Key Lesson #1: Avoid trench warfare. It costs a lot and brings very little in return
You know how sometimes negotiations can turn into a real battle, where both sides just stick to their own positions and defend them no matter what? That's what we call trench warfare. And it's not a pretty sight. This type of situation can lead to suboptimal solutions at best, waste a ton of time and energy, and even hurt the relationship between the parties. The problem with this approach is that both parties become so focused on their initial positions that finding a solution becomes almost impossible. They're too busy trying to "win" or at least avoid losing that they forget about finding a solution that works for everyone. So, it's best to avoid trench warfare in negotiations if you can. Imagine saying to a business partner, "If that 2% discount is more important to you than our long-term business relationship, maybe you should find a different supplier!" That's not a healthy or productive way to approach a negotiation. So, what's the solution? Avoid trench warfare at all costs. It's a waste of time and energy, and it rarely results in a satisfactory outcome. Instead, let's focus on finding solutions that work for everyone involved.
Key Lesson #2: Fight the problem, not the person you’re negotiating with
When negotiating, it's important to focus on the problem, not the person you're negotiating with. Negotiating isn't about "winning" against someone else, it's about finding a solution together. It's important to separate the factual level of an argument from the emotions. Stick to the facts, avoid making personal attacks, and try to approach the problem from a neutral perspective. For example, instead of arguing about who's to blame for a failed marriage, a separated couple should focus on what's best for their children. By keeping the focus on the problem and avoiding personal attacks, you increase the chances of a successful negotiation. So, remember to fight the problem, not the person you're negotiating with!
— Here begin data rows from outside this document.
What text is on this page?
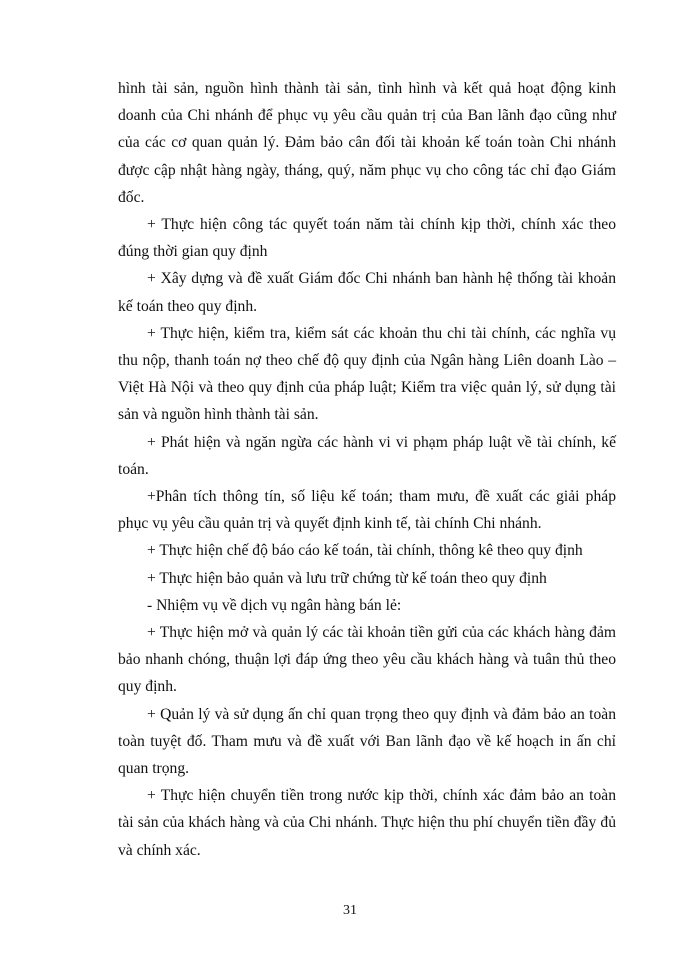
hình tài sản, nguồn hình thành tài sản, tình hình và kết quả hoạt động kinh doanh của Chi nhánh để phục vụ yêu cầu quản trị của Ban lãnh đạo cũng như của các cơ quan quản lý. Đảm bảo cân đối tài khoản kế toán toàn Chi nhánh được cập nhật hàng ngày, tháng, quý, năm phục vụ cho công tác chỉ đạo Giám đốc.

+ Thực hiện công tác quyết toán năm tài chính kịp thời, chính xác theo đúng thời gian quy định

+ Xây dựng và đề xuất Giám đốc Chi nhánh ban hành hệ thống tài khoản kế toán theo quy định.

+ Thực hiện, kiểm tra, kiểm sát các khoản thu chi tài chính, các nghĩa vụ thu nộp, thanh toán nợ theo chế độ quy định của Ngân hàng Liên doanh Lào – Việt Hà Nội và theo quy định của pháp luật; Kiểm tra việc quản lý, sử dụng tài sản và nguồn hình thành tài sản.

+ Phát hiện và ngăn ngừa các hành vi vi phạm pháp luật về tài chính, kế toán.

+Phân tích thông tín, số liệu kế toán; tham mưu, đề xuất các giải pháp phục vụ yêu cầu quản trị và quyết định kinh tế, tài chính Chi nhánh.

+ Thực hiện chế độ báo cáo kế toán, tài chính, thông kê theo quy định

+ Thực hiện bảo quản và lưu trữ chứng từ kế toán theo quy định

- Nhiệm vụ về dịch vụ ngân hàng bán lẻ:

+ Thực hiện mở và quản lý các tài khoản tiền gửi của các khách hàng đảm bảo nhanh chóng, thuận lợi đáp ứng theo yêu cầu khách hàng và tuân thủ theo quy định.

+ Quản lý và sử dụng ấn chỉ quan trọng theo quy định và đảm bảo an toàn toàn tuyệt đố. Tham mưu và đề xuất với Ban lãnh đạo về kế hoạch in ấn chỉ quan trọng.

+ Thực hiện chuyển tiền trong nước kịp thời, chính xác đảm bảo an toàn tài sản của khách hàng và của Chi nhánh. Thực hiện thu phí chuyển tiền đầy đủ và chính xác.

31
Key Lesson #3: Outline options before you search for solutions
When negotiating, it's important to remember that a one-sided solution is likely to fail. Instead of bringing a draft contract to the table, be open to discussing all potential solutions and finding one that both parties happily agree with. Think of the negotiation process in two phases: first, outline all potential options and only then move on to making a final decision. To do this, start by discussing the most extreme positions and consider different scenarios and details. Be creative, brainstorm, and gather input from experts if needed. Think of it like trying to predict who will win the Nobel Prize in Literature – you wouldn't just come up with one name, you'd make a list of candidates first. By outlining all the options, you'll end up with a better understanding of what could work for both parties and can move forward to finding the right solution. So, when negotiating, fight the urge to focus on just one solution and instead, outline all the options before finding a solution that works for everyone.
So, in summary, not every conflict has to end in a zero-sum game. To get the best results in negotiations, avoid trench warfare and try to get to the root of everyone's needs and desires. Don't make it personal and attack the person you're negotiating with, instead focus on solving the issue at hand. And before you start finding solutions, make sure to come up with as many options as possible.